The following is from the June 11, 2010, edition of The New York Times. Eric White, curator of special collections for SMU's Bridwell Library, provided expertise for this story.
June 14, 2010
By GERALDINE FABRIKANT
OKLAHOMA CITY — At least one example of the printed word is in great demand even in the digital age: ancient Bibles.
With a goal of establishing a national Bible museum of great depth and size, the evangelical Christian family behind the Hobby Lobby chain of craft stores has been spending heavily to amass a collection that has set dealers buzzing in the staid world of rare books.
Specialists estimate the family has bought illuminated, or decorated, manuscripts, Torahs, papyri and other works worth $20 million to $40 million from auction houses, dealers, private collectors and institutions, some of which may be selling because of financial pressure.
The man leading the effort is Steve Green, president of Hobby Lobby, a private company based here that is a favorite of scrapbook makers, do-it-yourselfers and home decorators. The company, founded by his father, David, in 1972, now numbers 439 stores and has generated a family fortune that Forbes magazine estimates at $2.5 billion.

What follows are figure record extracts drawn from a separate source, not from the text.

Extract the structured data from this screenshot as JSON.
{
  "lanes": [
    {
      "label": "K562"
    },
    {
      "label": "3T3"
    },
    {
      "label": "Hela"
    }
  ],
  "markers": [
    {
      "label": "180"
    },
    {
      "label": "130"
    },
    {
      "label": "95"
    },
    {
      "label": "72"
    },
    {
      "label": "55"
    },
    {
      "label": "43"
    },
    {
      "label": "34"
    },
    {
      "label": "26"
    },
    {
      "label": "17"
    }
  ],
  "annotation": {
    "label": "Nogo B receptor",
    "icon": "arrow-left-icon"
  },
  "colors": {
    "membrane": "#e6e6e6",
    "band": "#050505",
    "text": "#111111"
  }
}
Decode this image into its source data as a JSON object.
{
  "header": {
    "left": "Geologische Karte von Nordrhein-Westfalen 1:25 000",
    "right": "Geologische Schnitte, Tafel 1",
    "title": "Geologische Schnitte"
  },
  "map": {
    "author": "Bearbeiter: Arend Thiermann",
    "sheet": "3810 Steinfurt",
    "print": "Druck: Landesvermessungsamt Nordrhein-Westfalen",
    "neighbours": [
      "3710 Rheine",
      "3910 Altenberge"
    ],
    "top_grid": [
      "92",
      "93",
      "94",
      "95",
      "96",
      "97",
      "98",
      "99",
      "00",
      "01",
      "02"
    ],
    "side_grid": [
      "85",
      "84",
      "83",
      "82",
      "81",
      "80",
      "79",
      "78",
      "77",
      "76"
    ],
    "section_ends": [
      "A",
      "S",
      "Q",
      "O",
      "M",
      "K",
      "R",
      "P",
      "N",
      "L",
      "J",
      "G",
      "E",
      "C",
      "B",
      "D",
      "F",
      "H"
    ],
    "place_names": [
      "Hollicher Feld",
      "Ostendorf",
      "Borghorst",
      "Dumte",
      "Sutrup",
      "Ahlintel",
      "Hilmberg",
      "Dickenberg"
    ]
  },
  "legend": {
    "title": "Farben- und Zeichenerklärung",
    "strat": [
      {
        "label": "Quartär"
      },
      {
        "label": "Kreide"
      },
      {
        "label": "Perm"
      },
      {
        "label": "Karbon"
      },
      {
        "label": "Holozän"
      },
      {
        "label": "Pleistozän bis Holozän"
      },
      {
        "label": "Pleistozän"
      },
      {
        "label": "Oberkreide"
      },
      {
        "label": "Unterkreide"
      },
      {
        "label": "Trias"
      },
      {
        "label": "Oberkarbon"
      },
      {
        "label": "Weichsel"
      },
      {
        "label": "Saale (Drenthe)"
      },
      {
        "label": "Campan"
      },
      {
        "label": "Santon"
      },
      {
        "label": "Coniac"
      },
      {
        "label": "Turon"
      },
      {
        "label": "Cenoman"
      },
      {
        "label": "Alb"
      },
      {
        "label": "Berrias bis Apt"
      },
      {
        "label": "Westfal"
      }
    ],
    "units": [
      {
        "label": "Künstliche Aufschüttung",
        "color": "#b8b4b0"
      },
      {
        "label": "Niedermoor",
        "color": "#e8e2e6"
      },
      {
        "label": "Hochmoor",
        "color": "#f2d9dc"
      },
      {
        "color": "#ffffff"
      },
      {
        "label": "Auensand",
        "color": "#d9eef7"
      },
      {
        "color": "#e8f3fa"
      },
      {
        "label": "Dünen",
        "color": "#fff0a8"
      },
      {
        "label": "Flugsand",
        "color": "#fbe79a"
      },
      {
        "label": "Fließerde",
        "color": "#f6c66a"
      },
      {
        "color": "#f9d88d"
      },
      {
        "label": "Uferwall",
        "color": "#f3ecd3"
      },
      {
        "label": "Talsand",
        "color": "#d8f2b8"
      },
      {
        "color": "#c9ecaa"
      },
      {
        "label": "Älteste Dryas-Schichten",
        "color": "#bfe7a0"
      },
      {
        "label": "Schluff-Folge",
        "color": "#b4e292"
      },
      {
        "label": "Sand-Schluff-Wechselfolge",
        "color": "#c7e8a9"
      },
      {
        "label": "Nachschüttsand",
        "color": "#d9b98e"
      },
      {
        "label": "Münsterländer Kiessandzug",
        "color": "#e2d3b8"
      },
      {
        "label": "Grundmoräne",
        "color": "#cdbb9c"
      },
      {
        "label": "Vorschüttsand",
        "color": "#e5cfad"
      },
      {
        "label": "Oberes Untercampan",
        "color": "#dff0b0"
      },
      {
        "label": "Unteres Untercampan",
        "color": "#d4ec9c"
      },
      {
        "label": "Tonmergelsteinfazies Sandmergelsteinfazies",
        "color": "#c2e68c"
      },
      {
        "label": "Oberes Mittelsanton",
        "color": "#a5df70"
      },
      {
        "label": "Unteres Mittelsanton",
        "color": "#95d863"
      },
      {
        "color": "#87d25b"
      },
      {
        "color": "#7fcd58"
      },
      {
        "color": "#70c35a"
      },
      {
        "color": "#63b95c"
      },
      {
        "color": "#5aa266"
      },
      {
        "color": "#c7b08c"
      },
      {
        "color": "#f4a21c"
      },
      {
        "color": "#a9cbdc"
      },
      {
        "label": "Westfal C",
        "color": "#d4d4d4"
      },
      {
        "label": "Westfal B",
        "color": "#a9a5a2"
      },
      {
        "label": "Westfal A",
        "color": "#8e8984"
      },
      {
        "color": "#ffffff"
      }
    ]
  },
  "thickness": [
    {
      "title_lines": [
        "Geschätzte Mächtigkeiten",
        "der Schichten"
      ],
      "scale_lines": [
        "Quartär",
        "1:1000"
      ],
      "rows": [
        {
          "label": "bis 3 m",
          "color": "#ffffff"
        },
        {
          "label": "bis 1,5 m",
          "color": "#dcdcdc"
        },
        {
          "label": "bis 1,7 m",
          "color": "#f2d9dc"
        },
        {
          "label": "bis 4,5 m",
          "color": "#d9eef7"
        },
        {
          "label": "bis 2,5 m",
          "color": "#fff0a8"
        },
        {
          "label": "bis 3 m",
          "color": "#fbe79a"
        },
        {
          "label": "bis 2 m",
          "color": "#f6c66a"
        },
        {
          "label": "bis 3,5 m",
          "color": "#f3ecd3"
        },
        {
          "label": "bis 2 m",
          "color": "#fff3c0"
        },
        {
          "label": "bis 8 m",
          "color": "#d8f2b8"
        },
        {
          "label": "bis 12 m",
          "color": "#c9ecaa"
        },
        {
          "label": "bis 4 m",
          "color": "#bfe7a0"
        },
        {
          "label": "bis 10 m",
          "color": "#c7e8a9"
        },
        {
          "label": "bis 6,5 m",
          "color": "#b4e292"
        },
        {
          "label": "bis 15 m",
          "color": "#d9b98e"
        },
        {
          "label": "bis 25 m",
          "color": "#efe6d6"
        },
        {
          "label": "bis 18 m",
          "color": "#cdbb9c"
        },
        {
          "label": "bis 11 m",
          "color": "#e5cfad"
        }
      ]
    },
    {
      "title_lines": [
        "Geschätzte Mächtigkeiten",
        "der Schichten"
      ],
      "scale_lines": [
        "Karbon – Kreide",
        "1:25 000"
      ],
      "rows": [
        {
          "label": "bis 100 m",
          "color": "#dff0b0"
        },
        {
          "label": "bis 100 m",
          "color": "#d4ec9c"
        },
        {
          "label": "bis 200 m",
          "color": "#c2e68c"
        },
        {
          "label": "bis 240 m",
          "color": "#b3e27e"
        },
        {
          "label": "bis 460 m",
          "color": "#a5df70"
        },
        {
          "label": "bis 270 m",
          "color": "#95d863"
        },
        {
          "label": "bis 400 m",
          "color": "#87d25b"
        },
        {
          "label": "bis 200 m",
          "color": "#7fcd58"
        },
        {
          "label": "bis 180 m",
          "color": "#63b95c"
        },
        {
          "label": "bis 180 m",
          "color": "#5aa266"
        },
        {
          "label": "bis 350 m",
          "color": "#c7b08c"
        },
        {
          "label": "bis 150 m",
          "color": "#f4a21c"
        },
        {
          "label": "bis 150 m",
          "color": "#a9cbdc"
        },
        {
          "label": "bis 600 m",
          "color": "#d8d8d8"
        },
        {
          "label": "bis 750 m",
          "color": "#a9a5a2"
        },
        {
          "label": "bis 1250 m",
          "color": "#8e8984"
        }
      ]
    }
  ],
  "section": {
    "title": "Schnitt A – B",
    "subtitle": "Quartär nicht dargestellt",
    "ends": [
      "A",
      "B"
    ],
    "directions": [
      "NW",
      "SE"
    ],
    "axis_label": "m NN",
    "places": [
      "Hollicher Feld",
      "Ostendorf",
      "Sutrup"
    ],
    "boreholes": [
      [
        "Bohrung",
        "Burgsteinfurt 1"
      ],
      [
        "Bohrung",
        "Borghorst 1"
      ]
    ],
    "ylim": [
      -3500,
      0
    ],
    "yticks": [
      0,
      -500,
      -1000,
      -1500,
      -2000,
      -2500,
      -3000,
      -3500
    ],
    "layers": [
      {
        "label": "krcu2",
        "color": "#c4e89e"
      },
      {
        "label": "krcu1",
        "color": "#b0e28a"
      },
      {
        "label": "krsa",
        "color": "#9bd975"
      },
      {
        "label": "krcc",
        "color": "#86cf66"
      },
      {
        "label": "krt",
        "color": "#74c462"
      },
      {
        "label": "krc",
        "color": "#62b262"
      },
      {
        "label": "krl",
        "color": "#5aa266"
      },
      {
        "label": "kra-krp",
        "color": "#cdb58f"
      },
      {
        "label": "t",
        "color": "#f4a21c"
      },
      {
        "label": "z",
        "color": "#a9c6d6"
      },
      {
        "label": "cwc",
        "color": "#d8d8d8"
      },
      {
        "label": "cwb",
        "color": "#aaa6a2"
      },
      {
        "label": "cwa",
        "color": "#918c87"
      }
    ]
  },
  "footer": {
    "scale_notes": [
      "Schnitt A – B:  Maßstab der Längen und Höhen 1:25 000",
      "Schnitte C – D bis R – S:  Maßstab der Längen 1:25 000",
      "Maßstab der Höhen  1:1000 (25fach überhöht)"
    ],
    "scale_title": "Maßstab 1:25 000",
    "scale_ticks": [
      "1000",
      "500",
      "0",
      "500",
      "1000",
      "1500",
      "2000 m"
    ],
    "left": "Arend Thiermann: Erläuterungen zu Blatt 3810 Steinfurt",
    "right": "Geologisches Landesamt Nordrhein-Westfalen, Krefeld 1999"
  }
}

With money to spare, the younger Mr. Green, 46, has found a passion to complement his vocation, and is working with specialists in deal-making and history who, using company money on behalf of the family, began buying with a flourish about six months ago.
“They have caught everyone’s attention because no one in recent memory has spent so much so quickly on Bibles,” said Dr. Eric White, curator of special collections at the Bridwell Library at Southern Methodist University in Dallas.